Google researchers disclosed an in‑the‑wild iOS exploit chain named DarkSword that uses six vulnerabilities to compromise iPhones running iOS 18.4–18.7. Visiting a malicious or compromised website can trigger the chain and deploy Ghostblade, a JavaScript data stealer that specifically searches for and exfiltrates data from major crypto exchange apps (Coinbase, Binance, Kraken, KuCoin, OKX, MEXC) and wallet apps (Ledger, Trezor, MetaMask, Exodus, Uniswap, Phantom, Gnosis Safe). Ghostblade also steals SMS/iMessage, call history, contacts, Wi‑Fi passwords, Safari cookies and browsing history, location, health data, photos, saved passwords, and Telegram/WhatsApp history. Multiple actors — including commercial spyware vendors and state‑backed groups — have used DarkSword in campaigns observed in Saudi Arabia, Turkey, Malaysia, and Ukraine; some attacks have compromised government websites. Ghostblade is designed for rapid data theft and self‑removal.

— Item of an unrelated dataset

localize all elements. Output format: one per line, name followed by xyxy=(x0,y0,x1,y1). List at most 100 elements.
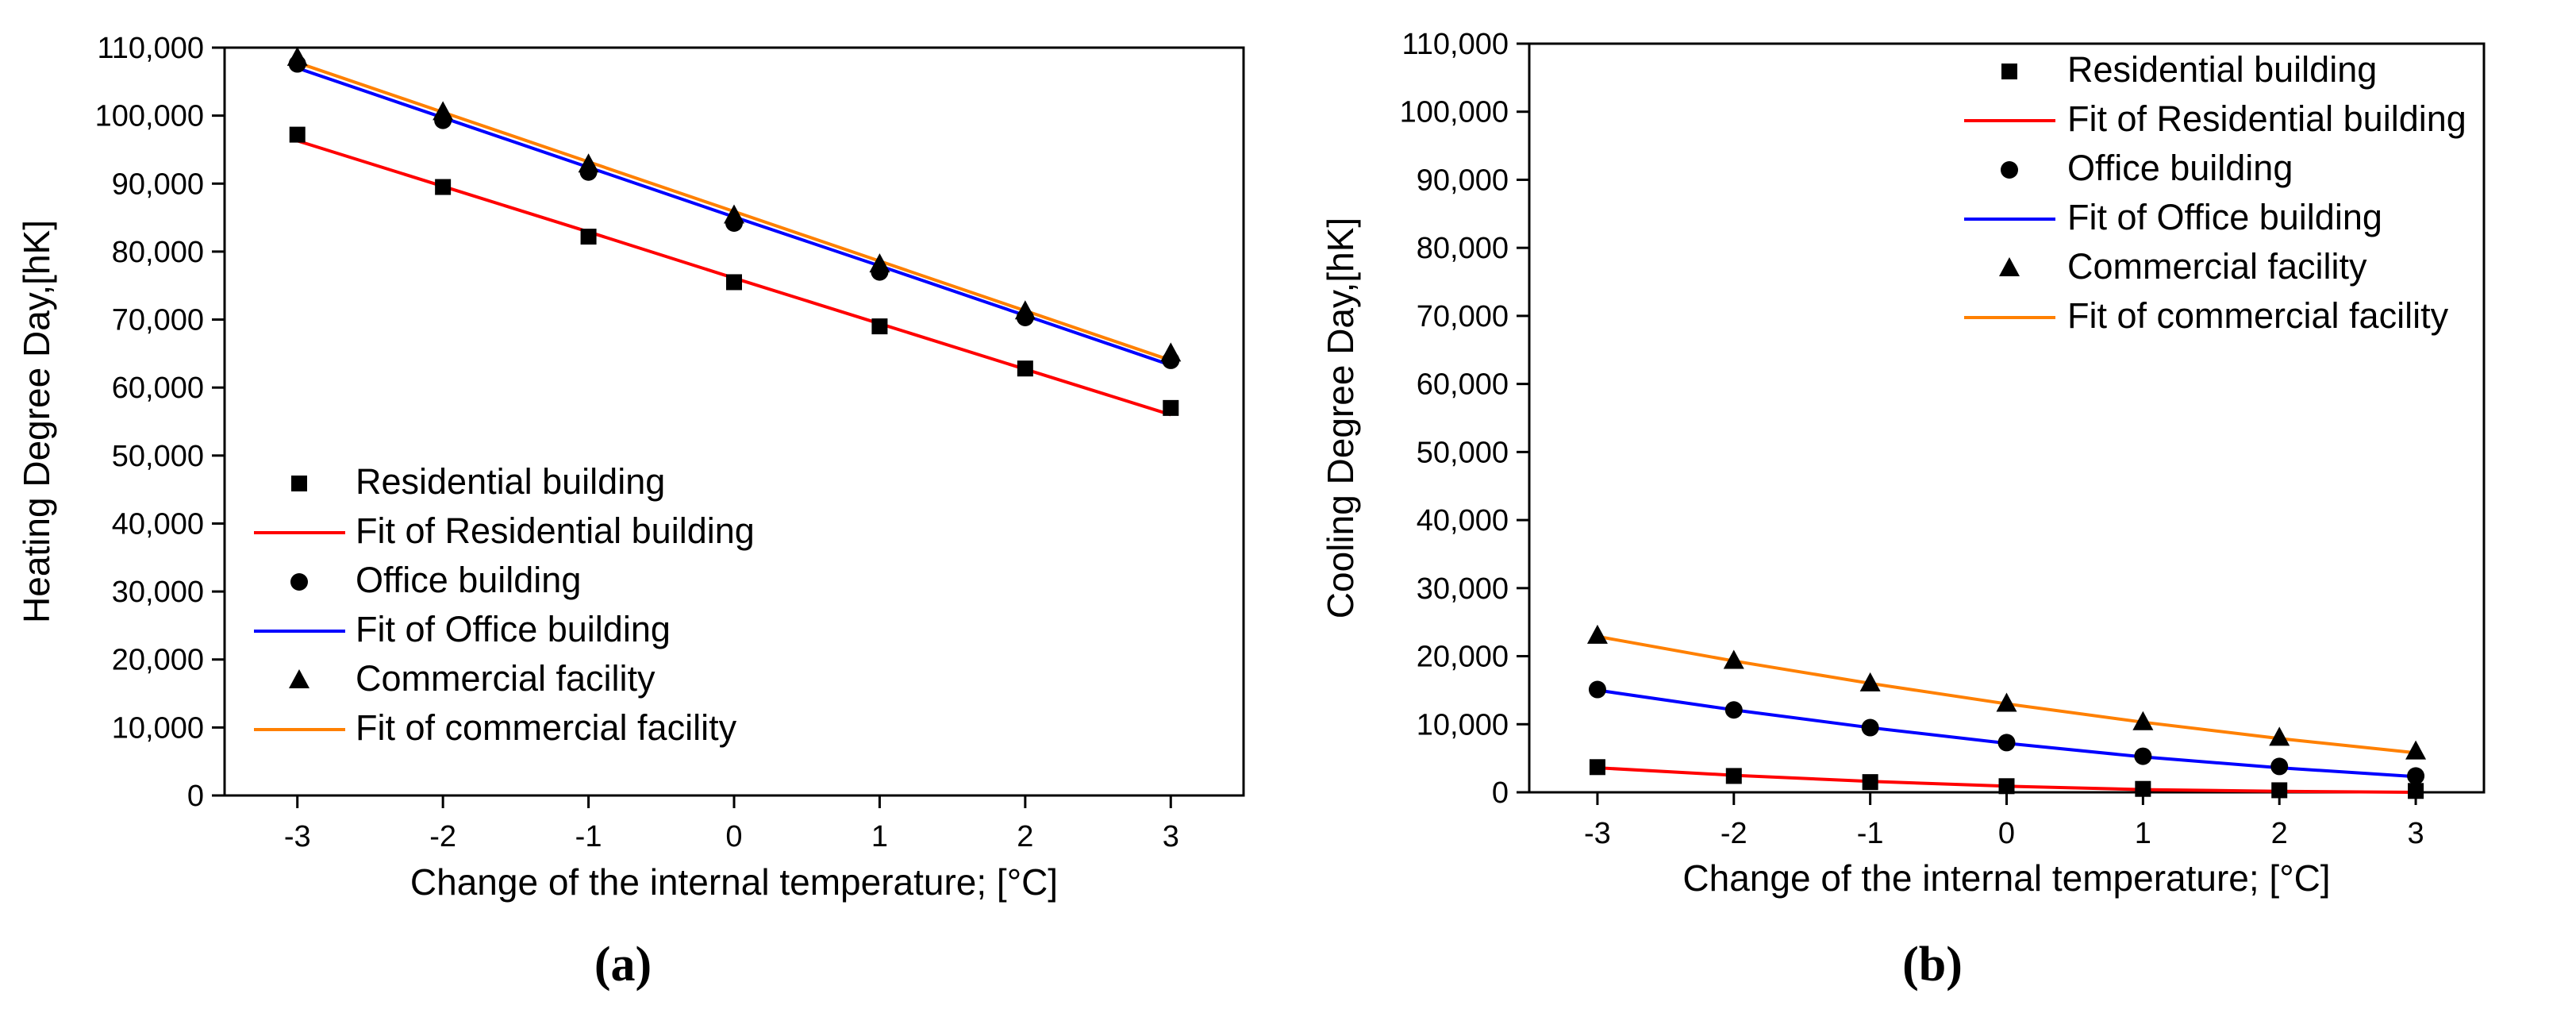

DarkSword actively exploits six iOS vulnerabilities (iOS 18.4–18.7) to deploy Ghostblade, which specifically targets major exchange and wallet apps and exfiltrates credentials and device data; multiple actors (commercial spyware and state‑backed groups) have used it in real campaigns — facts that make the story negatively relevant to user security and could affect trust in affected apps.